SEM, FTIR, Raman, and XPS were used to analyze morphology, structure, and composition. Electrochemical performance (CV, GCD, EIS) was evaluated on a two‑electrode CHI660D workstation at room temperature. Volumetric capacitance (C_v), energy density (W), and power density (P) were calculated from GCD curves using equations (1)–(3) as defined in the text.

Results and Discussion

Morphology and Structure of the GO, rGO, and rGO/PEDOT Electrode Materials

Figure 2 shows SEM images of GO, rGO, and rGO/PEDOT at various VPP temperatures. Laser reduction creates a highly wrinkled rGO scaffold that maximizes exposed sites and facilitates ion transport. The 3‑D porous PEDOT grown at 50 °C (rGO/PEDOT‑50) exhibits the most homogeneous network, which promotes a high surface area and continuous conductive pathways. Higher temperatures (80 °C, 100 °C) lead to denser morphologies due to accelerated polymerization, while 30 °C results in incomplete growth. FTIR spectra confirm the removal of oxygen groups after laser reduction and the presence of PEDOT characteristic peaks (as shown in Figure 3b). Raman analysis (Figure 3c) reveals a reduced D/G intensity ratio and a prominent 2D band, indicating successful restoration of sp² domains and few‑layer graphene formation. XPS spectra (Figure 4) further validate the removal of oxygen functionalities and the incorporation of sulfur‑containing PEDOT, with clear S 2p doublets at 162.6 eV and 163.8 eV.

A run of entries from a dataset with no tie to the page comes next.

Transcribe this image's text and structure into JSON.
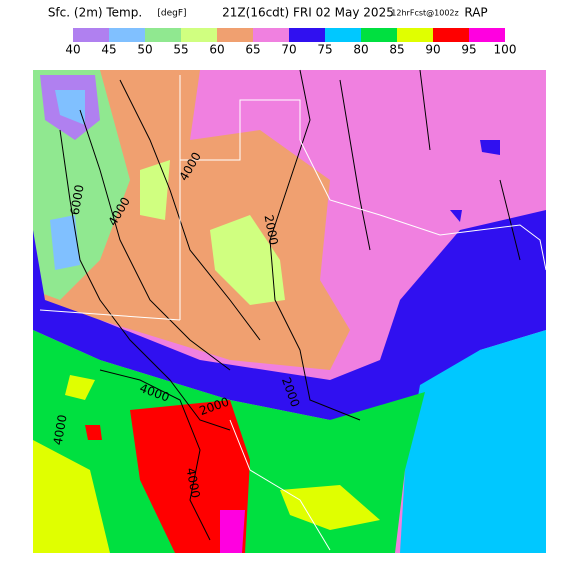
{
  "header": {
    "parts": [
      "Sfc. (2m) Temp.",
      "[degF]",
      "21Z(16cdt) FRI 02 May 2025",
      "12hrFcst@1002z",
      "RAP"
    ]
  },
  "colorbar": {
    "labels": [
      40,
      45,
      50,
      55,
      60,
      65,
      70,
      75,
      80,
      85,
      90,
      95,
      100
    ],
    "colors": [
      "#b080f0",
      "#80c0ff",
      "#90e890",
      "#d0ff80",
      "#f0a070",
      "#f080e0",
      "#3010f0",
      "#00c8ff",
      "#00e040",
      "#e0ff00",
      "#ff0000",
      "#ff00e0"
    ]
  },
  "contour_labels": [
    "6000",
    "4000",
    "4000",
    "2000",
    "2000",
    "4000",
    "2000",
    "4000",
    "4000"
  ]
}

Electrochemical Behavior of the Flexible MSCs with Opened Network rGO/PEDOT

The rGO/PEDOT‑based MSCs were assembled with PVA/H₃PO₄ gel electrolyte, avoiding binders or conductive additives. CV curves (Figure 5a) at 20 mV s⁻¹ show that rGO/PEDOT‑50 delivers the largest quasi‑rectangular area, indicating ideal capacitive behavior. GCD curves (Figure 5b) exhibit nearly triangular profiles with linear voltage–time relationships, and rGO/PEDOT‑50 achieves the longest discharge time. EIS (Figure 5c) reveals a nearly vertical line at low frequencies and the lowest charge‑transfer resistance among all samples. The specific capacitance versus current density (Figure 5d) demonstrates that rGO/PEDOT‑50 reaches 35.12 F cm⁻³ at 80 mA cm⁻³ and retains 31.04 F cm⁻³ at 400 mA cm⁻³, outperforming the other composites. Further cycling tests (Figure 6f) show 90.2 % capacitance retention after 4000 cycles at 80 mA cm⁻³, with coulombic efficiencies between 97 % and 99 %. Flexibility tests (Figure 6c–d) confirm that CV profiles remain unchanged up to 180° bending, and capacitance retention is 96.8 % after 1000 bending cycles, highlighting excellent mechanical resilience. The Ragone plot (Figure 6e) indicates a peak energy density of 4.876 mWh cm⁻³ at 40 mW cm⁻³ and 4.422 mWh cm⁻³ at 200 mW cm⁻³, comparable or superior to recent reports of MSCs with PVA gel electrolytes. To overcome the limited voltage and capacity of a single MSC, series/parallel arrays were fabricated (Figure 7). The MSC array integrated with solar cells demonstrates that a 2P × 3S configuration increases the operating voltage to 3 V (three times a single cell) and approximately doubles the charge‑discharge time. The array’s energy density is six times that of a single device, confirming the effectiveness of network architecture and the synergy between rGO and PEDOT.

Conclusions

We have demonstrated a scalable, binder‑free method to fabricate flexible microsupercapacitors based on a 3‑D rGO/PEDOT open‑network. The laser‑assisted patterning and VPP growth enable precise control of electrode geometry and porosity. The resulting MSCs deliver a volumetric capacitance of 35.12 F cm⁻³, an energy density of 4.876 mWh cm⁻³, retain 90.2 % capacity after 4000 cycles, and exhibit excellent flexibility and coulombic efficiency. Series/parallel arrays further enhance voltage and energy density, making these devices promising for next‑generation wearable electronics and micro‑energy systems.